Five of us sneaked into the nearest town that night, a place called Rooster, to see what was happening. We ended up at Bing Jackmin's house, right outside town, where we drank beer for five hours. Bing's father joined us, falling off the porch when he came out to say good night. We drove back to campus and held a drunken Olympiad in the moonlight at the edge of the football field-slowmotion races, grass swimming, spitting for distance. Then we walked slowly back to the dorm and listened to Norgene Azamanian tell the story of his name.

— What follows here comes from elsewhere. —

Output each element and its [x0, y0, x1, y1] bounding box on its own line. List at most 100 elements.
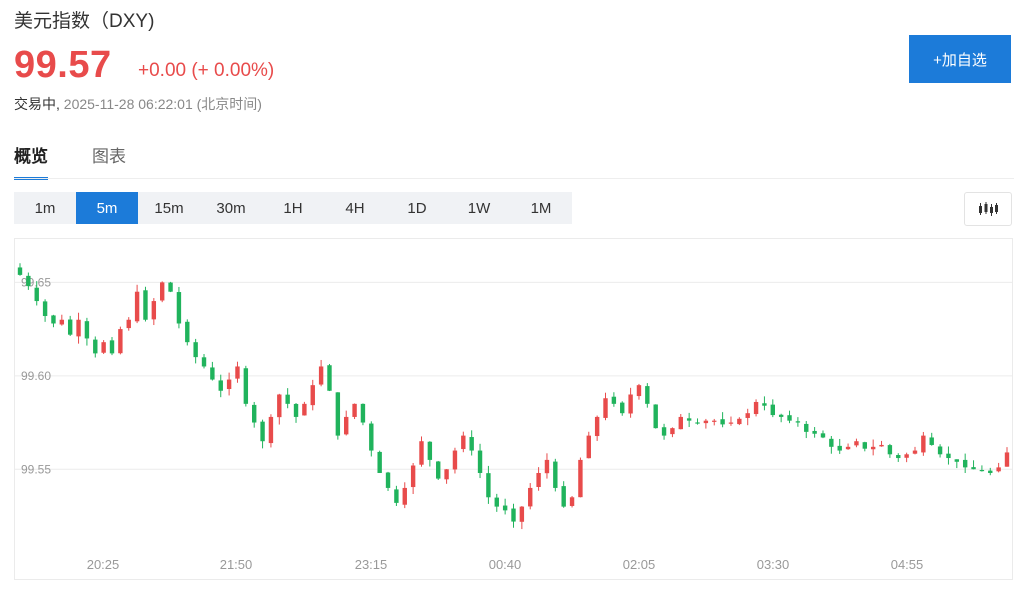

"A lot of people take it for a girl's name. But it's no such thing. It comes from Norge refrigerators and from my uncle, Captain Gene Kinney. How it all came about, my being called Norgene, makes for a real interesting story. You see, everybody in my mother's family going back for generations, man or woman, always had a Christian name of just one syllable. Nobody knows how it started but at some point along the line they decided they'd keep it going. So I go and get born and it comes time to name me. Now it just so happens there was an old Norge refrigerator out on the back porch waiting to get thrown away. It also happens that my daddy wasn't too happy about the syllable thing, it being his belief that the bible carries a warning against onesyllable names, Cain being his brother's slayer. And finally there was the amazing coincidence that my uncle Gene Kinney was on leave and coming over to visit so he could see the new baby, which was me, and so he could get in on the naming of it to be sure the family tradition would be carried out. How all these different factors resulted in the name Norgene is the whole crux of the story."

"Very good," Bing said. "But first tell us how you got Azamanian."

I went up to my room. Bloomberg was asleep, on his belly, snoring softly into the pillow. He was absolutely enormous. It was easy to imagine him attached to the bed by guywires, to be floated aloft once a year like a Macy's balloon. His full name was Anatole Bloomberg and he played left tackle on offense. That was all I knew about him, that plus the fact that he wasn't a Texan. One of the outcasts, I thought. Or a voluntary exile of the philosophic type. I decided to wake him up.